Steven Spielberg turned this one down to make Jaws, but Stanley Donen stepped in and brings a certain old-school professionalism to the package, which features Bonnie and Clyde lawlessness and violence, lots of movie-star cuteness and slapstick, and a few songs as well. It’s a strange cocktail, but not without charm; Claire (Minnelli) has just lost her husband, and suave Walker (Burt (Reynolds) is keen to step into the gap. He forms as alliance with the wily Kibby (Gene Hackman) when rescues from a drop-off-gone-wrong, and the threesome begin to operate a smuggling operation off the California coast. They also engage in bath-time frolics as an actual threesome, but this Jules et Jim angle isn’t well developed. Instead, there’s a big finale on the water, with lots of boats, guns and explosions
For a film that starts with drawings of flappers and vintage music, Lucky Lady also credits someone for ‘battle sequences’ and that uneasy mix is actually kind of fun to watch. Hackman is in great form here; ’ Up your bucket!’ he shouts defiantly as some fellow scallywags get in his way, while Reynolds is just teetering on the edge of the self-parody which ruined his career at regular intervals. Minnelli isn’t quite a good fit for her character, but even though her wig is ridiculous, she stull makes an impact.

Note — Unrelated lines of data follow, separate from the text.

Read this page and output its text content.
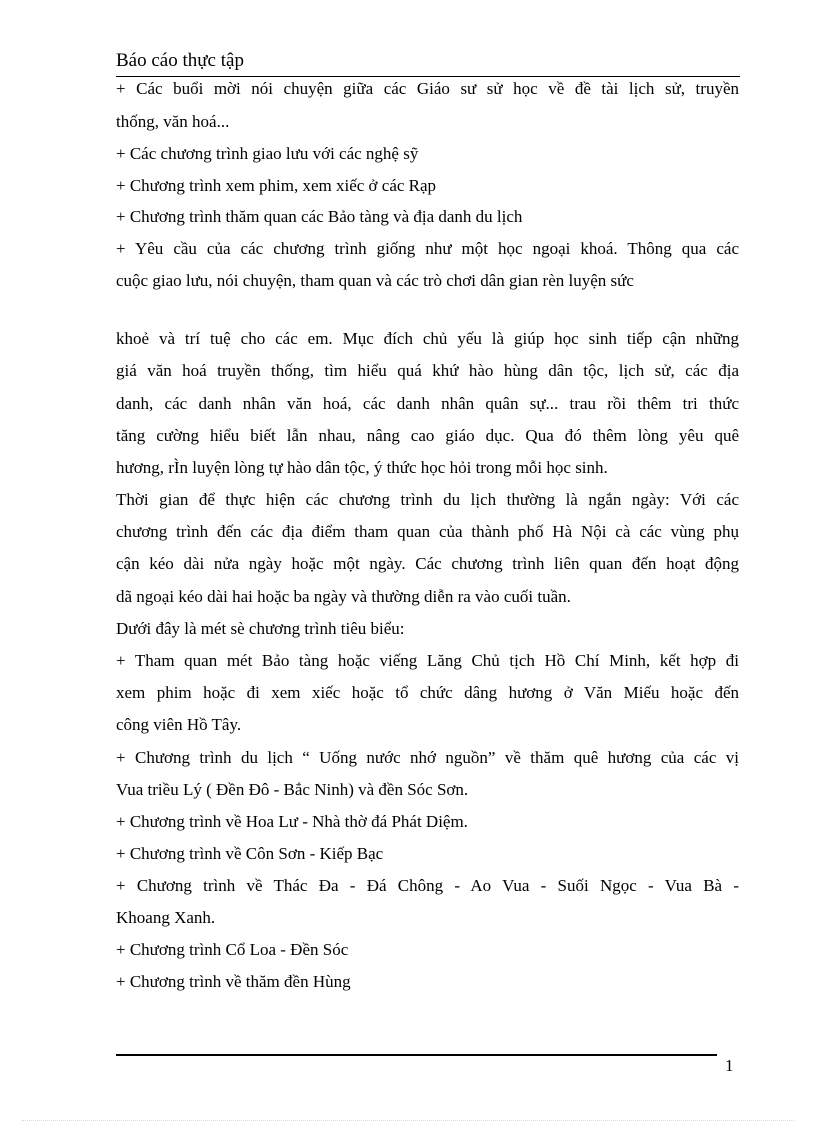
Báo cáo thực tập

+ Các buổi mời nói chuyện giữa các Giáo sư sử học về đề tài lịch sử, truyền

thống, văn hoá...

+ Các chương trình giao lưu với các nghệ sỹ

+ Chương trình xem phim, xem xiếc ở các Rạp

+ Chương trình thăm quan các Bảo tàng và địa danh du lịch

+ Yêu cầu của các chương trình giống như một học ngoại khoá. Thông qua các

cuộc giao lưu, nói chuyện, tham quan và các trò chơi dân gian rèn luyện sức

khoẻ và trí tuệ cho các em. Mục đích chủ yếu là giúp học sinh tiếp cận những

giá văn hoá truyền thống, tìm hiểu quá khứ hào hùng dân tộc, lịch sử, các địa

danh, các danh nhân văn hoá, các danh nhân quân sự... trau rồi thêm tri thức

tăng cường hiểu biết lẫn nhau, nâng cao giáo dục. Qua đó thêm lòng yêu quê

hương, rÌn luyện lòng tự hào dân tộc, ý thức học hỏi trong mỗi học sinh.

Thời gian để thực hiện các chương trình du lịch thường là ngắn ngày: Với các

chương trình đến các địa điểm tham quan của thành phố Hà Nội cà các vùng phụ

cận kéo dài nửa ngày hoặc một ngày. Các chương trình liên quan đến hoạt động

dã ngoại kéo dài hai hoặc ba ngày và thường diễn ra vào cuối tuần.

Dưới đây là mét sè chương trình tiêu biểu:

+ Tham quan mét Bảo tàng hoặc viếng Lăng Chủ tịch Hồ Chí Minh, kết hợp đi

xem phim hoặc đi xem xiếc hoặc tổ chức dâng hương ở Văn Miếu hoặc đến

công viên Hồ Tây.

+ Chương trình du lịch “ Uống nước nhớ nguồn” về thăm quê hương của các vị

Vua triều Lý ( Đền Đô - Bắc Ninh) và đền Sóc Sơn.

+ Chương trình về Hoa Lư - Nhà thờ đá Phát Diệm.

+ Chương trình về Côn Sơn - Kiếp Bạc

+ Chương trình về Thác Đa - Đá Chông - Ao Vua - Suối Ngọc - Vua Bà -

Khoang Xanh.

+ Chương trình Cổ Loa - Đền Sóc

+ Chương trình về thăm đền Hùng

1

Where Lucky Lady really fails is the ending; with three different endings, downbeat, upbeat and non-event, in the can, Donen chose the latter, and the film stops abruptly with many of the narrative issues unresolved. George Lucas, wandering the set looking for talent to work on his Star Wars project, must have noted the star-excess and the budgetary overload; he would give Fox a game-changing hit that somehow took energy from the failure of this ramshackle but watchable star-vehicle.